The wedding cake eats away at another big bite of the budget. The modern day version of the lots of little wheat cakes that were broken over the Bride’s head to bring good luck and fertility is, more often than not, a three tiered cake that is based on the strangely shaped spire of St Bride’s church in London.
When the Bride and Groom cut the cake together and share some of the piece they are signifying sharing their life together. Each guest eating a crumb brings good luck and for a single woman sleeping with a piece of it under a pillow will mean dreaming of her future husband.
Throwing confetti is yet another ancient fertility rite. Confetti is the Italian word for sweets and these were thrown at the couple emerging from the church along with handfuls of grain or nuts represent life giving seeds. I know the obsession with fertility seems dangerously out of control but producing children to work in your fields was vitally important.
Get me to the church on Time well, timing is of course important but even more important was getting to the church and walking there was potentially lucky as you could spot good omens on the way, such as a rainbow, a lamb, a toad, a black cat or a chimney sweep.

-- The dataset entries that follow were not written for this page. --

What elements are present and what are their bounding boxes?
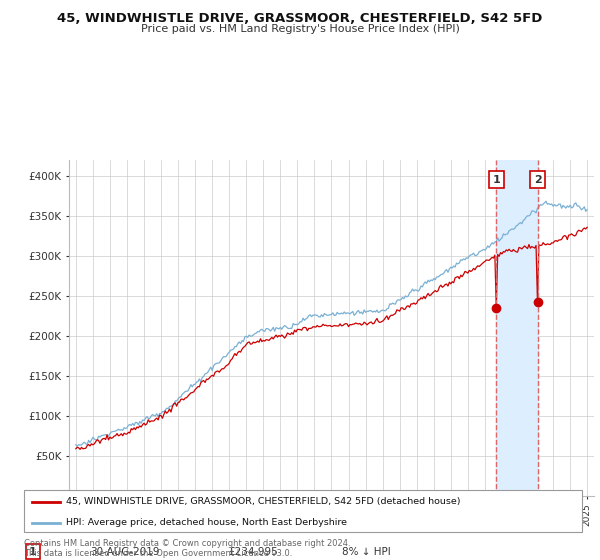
Text: HPI: Average price, detached house, North East Derbyshire: HPI: Average price, detached house, Nort… <box>66 518 347 528</box>
Text: Contains HM Land Registry data © Crown copyright and database right 2024.
This d: Contains HM Land Registry data © Crown c… <box>24 539 350 558</box>
Text: 45, WINDWHISTLE DRIVE, GRASSMOOR, CHESTERFIELD, S42 5FD (detached house): 45, WINDWHISTLE DRIVE, GRASSMOOR, CHESTE… <box>66 497 460 506</box>
Text: 30-AUG-2019: 30-AUG-2019 <box>90 547 160 557</box>
Text: 8% ↓ HPI: 8% ↓ HPI <box>342 547 391 557</box>
Text: 1: 1 <box>493 175 500 185</box>
Text: 1: 1 <box>29 547 37 557</box>
Bar <box>496 160 538 496</box>
Text: 2: 2 <box>534 175 541 185</box>
Text: Price paid vs. HM Land Registry's House Price Index (HPI): Price paid vs. HM Land Registry's House … <box>140 24 460 34</box>
FancyBboxPatch shape <box>24 490 582 532</box>
Text: 45, WINDWHISTLE DRIVE, GRASSMOOR, CHESTERFIELD, S42 5FD: 45, WINDWHISTLE DRIVE, GRASSMOOR, CHESTE… <box>58 12 542 25</box>
Text: £234,995: £234,995 <box>228 547 278 557</box>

Bad omens include seeing an open grave, a pig, a hare or a lizard running across the road!
The weather on the way to the church also held deep meaning such as wind and rain representing a stormy marriage and snow representing fertility and wealth. Sun shining on the Bride was good luck.
Crossing the threshold being carried by the Groom meant the Bride was unlikely to slip or trip when entering their new home which was unlucky. This is also linked to Anglo Saxons carrying off a woman to be his Bride, which was very manly.
Bridesmaids were actually decoys. Having the Bride surrounded by richly dressed women was meant to confuse the evil spirits hanging around waiting to bring bad luck.
A Wedding involves a lot of standing up in fabulous shoes that you are not used to. We also shake hands, applaud and hold glasses of champagne to raising a toast, which means that work must begin almost immediately on manicure/pedicures. It is absolutely no good hoping for a miracle, regular maintenance is the only way to have beautiful feet and hands ready for public display.
If your outfit shows off your arms then serious dry body brushing and polishing is needed. If your outfit is leg baring and you are not wearing tights then you may need to address the mine field of fake tanning and again some good scrubs to leave the skin smooth and showing off its best fresh skin cells! I recommend a wash off fake tan to avoid the orange streaky look. Trial this well in advance I beg you. Facials should be done at least a week before to avoid the possibilities of breakouts.
Obviously as a guest, your workload of preparation will pale in comparison to that of the Bride who is waking at the dead of night in a cold sweat muttering about seating plans.
Your job as a guest is to look great, smile a lot and join in as many traditions and rituals as you can. Throw some rice, eat some cake and duck when the Bride starts throwing shoes at you.
Happy Trails, Readers, Happy Trails.